Adding random Range and Column significantly improved 13% of the models previously fitted by just the spatial kernel, while 28% of datasets where the Base was best were improved by Range and Column effects (Table 3). In general, adding extraneous effects did not help in explaining the phenotypic variance in a model once a significant spatial dependency effect was identified. Nevertheless, we believe that extraneous effects can be expected in an uneven field, and proper use of blocking and orientation of Ranges and Columns should be performed to account for this in the initial designing stage.
The genotypic variance was the largest component of the phenotypic variance in 86% of scenarios. In these trials the selected spatial kernel explained <20% of the variance. There were two cases where the spatial variance was ≥40% of the total spatial + residual variance. Traits DM from Ibadan_2014_PYT and FYLD from Ibadan_2014_C1 indicated that these below ground traits were influenced by the underlying spatial pattern. A striking change in residual pattern can be observed between the residuals from GS-spatial (Figure 2, column 3) and Base (Figure 2, column 4) models for Ibadan_2014_PYT DM. The residuals from the spatial model were distributed randomly, fulfilling the random assumption, whereas those from the Base model followed a spatial pattern. The spatial kernel explained 19% of the total phenotypic variance for DM in Ibadan_2014_PYT with an increase in genotypic variance and a 45% relative reduction in error variance. For Ibadan_2014_C1 FYLD, spatial variance explained only 4% of the total phenotypic variance, and most of the variance was explained by genotype.

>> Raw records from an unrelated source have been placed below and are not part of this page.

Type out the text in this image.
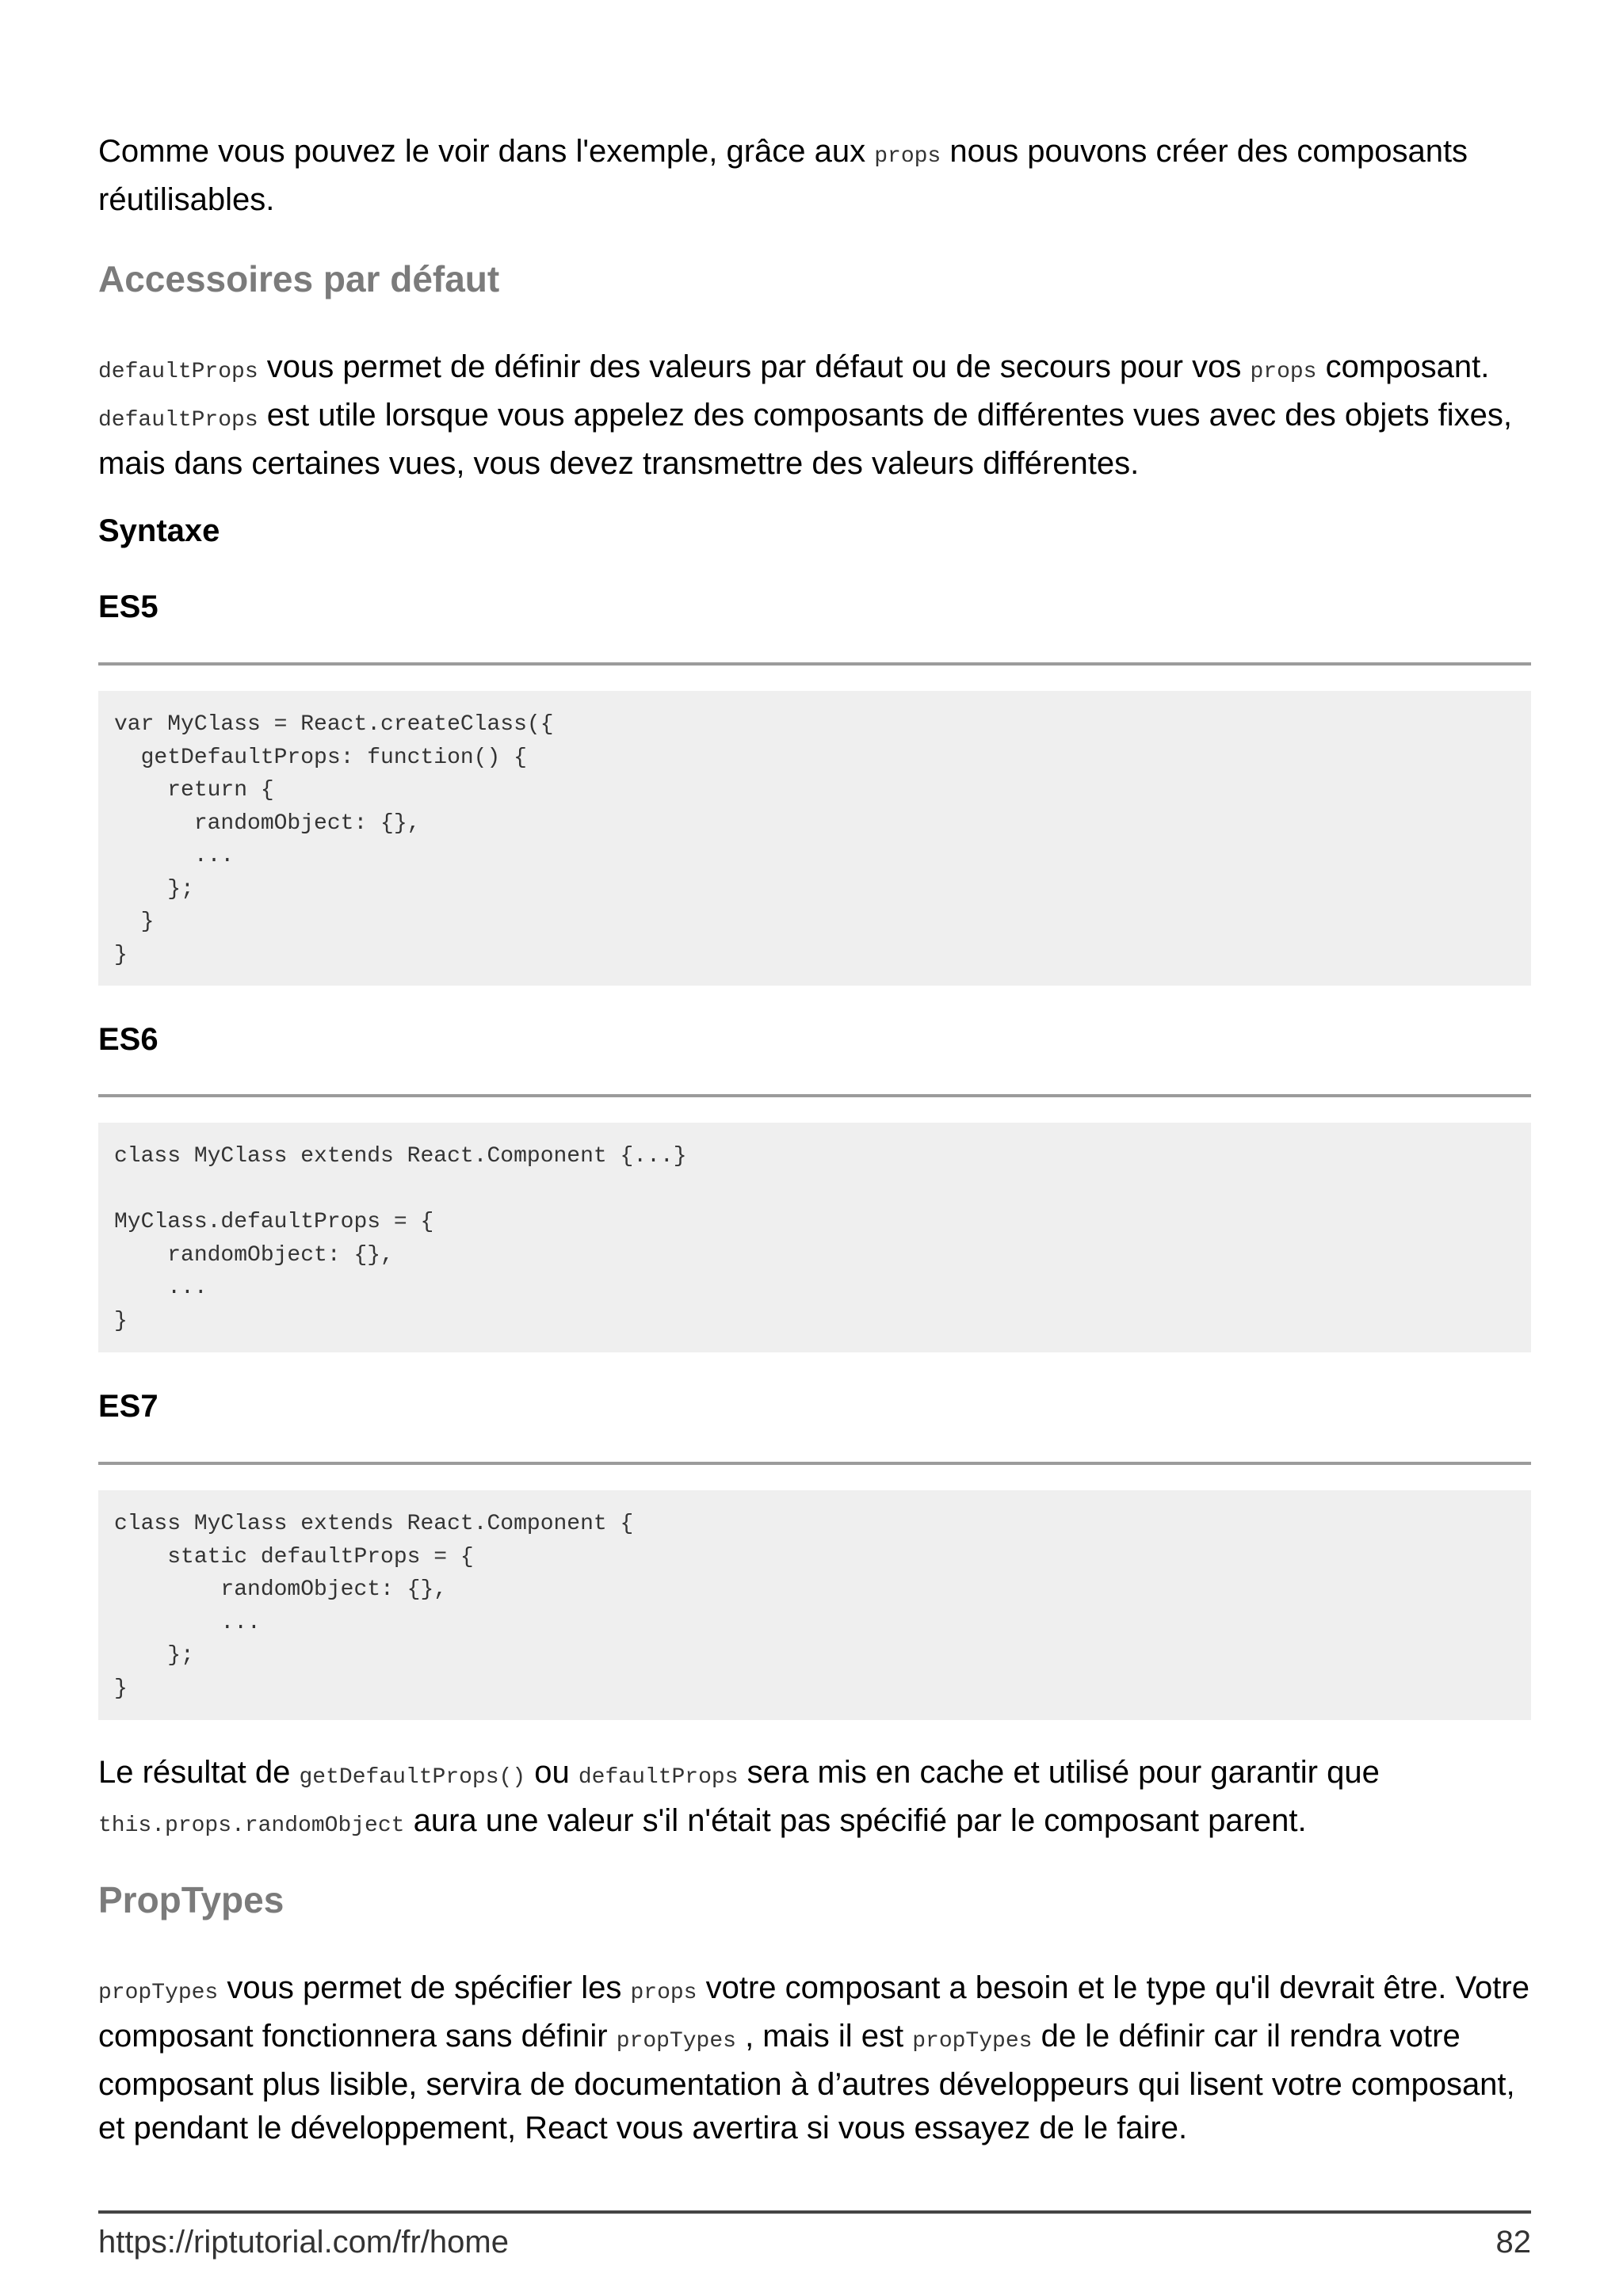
Comme vous pouvez le voir dans l'exemple, grâce aux props nous pouvons créer des composants réutilisables.

Accessoires par défaut

defaultProps vous permet de définir des valeurs par défaut ou de secours pour vos props composant. defaultProps est utile lorsque vous appelez des composants de différentes vues avec des objets fixes, mais dans certaines vues, vous devez transmettre des valeurs différentes.

Syntaxe
ES5
var MyClass = React.createClass({
getDefaultProps: function() {
return {
randomObject: {},
...
};
}
}
ES6
class MyClass extends React.Component {...}

MyClass.defaultProps = {
randomObject: {},
...
}
ES7
class MyClass extends React.Component {
static defaultProps = {
randomObject: {},
...
};
}

Le résultat de getDefaultProps() ou defaultProps sera mis en cache et utilisé pour garantir que this.props.randomObject aura une valeur s'il n'était pas spécifié par le composant parent.

PropTypes

propTypes vous permet de spécifier les props votre composant a besoin et le type qu'il devrait être. Votre composant fonctionnera sans définir propTypes , mais il est propTypes de le définir car il rendra votre composant plus lisible, servira de documentation à d’autres développeurs qui lisent votre composant, et pendant le développement, React vous avertira si vous essayez de le faire.

https://riptutorial.com/fr/home	82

The variance of either spatial or residual error converged to a boundary solution in two scenarios—HI in Ibadan_2014_C1 and Ikenne_2013_C1—when significant spatial variance was identified (Table 2). This boundary effect could be an artifact of the model where the error variance is partitioned into two: spatial and residual. Additionally, we found six and two scenarios, respectively, for spatial and residual variance where the values were bound to zero in cases where spatial variance was not found to be significant (result not provided). In such scenarios, lack of estimated spatial variance could also be because the true spatial variance is close to boundary. This phenomenon can be better explained using the simulated data. The estimated spatial variance converged to a boundary solution when the data were simulated with values close to boundary (Figure S.1 in File S1).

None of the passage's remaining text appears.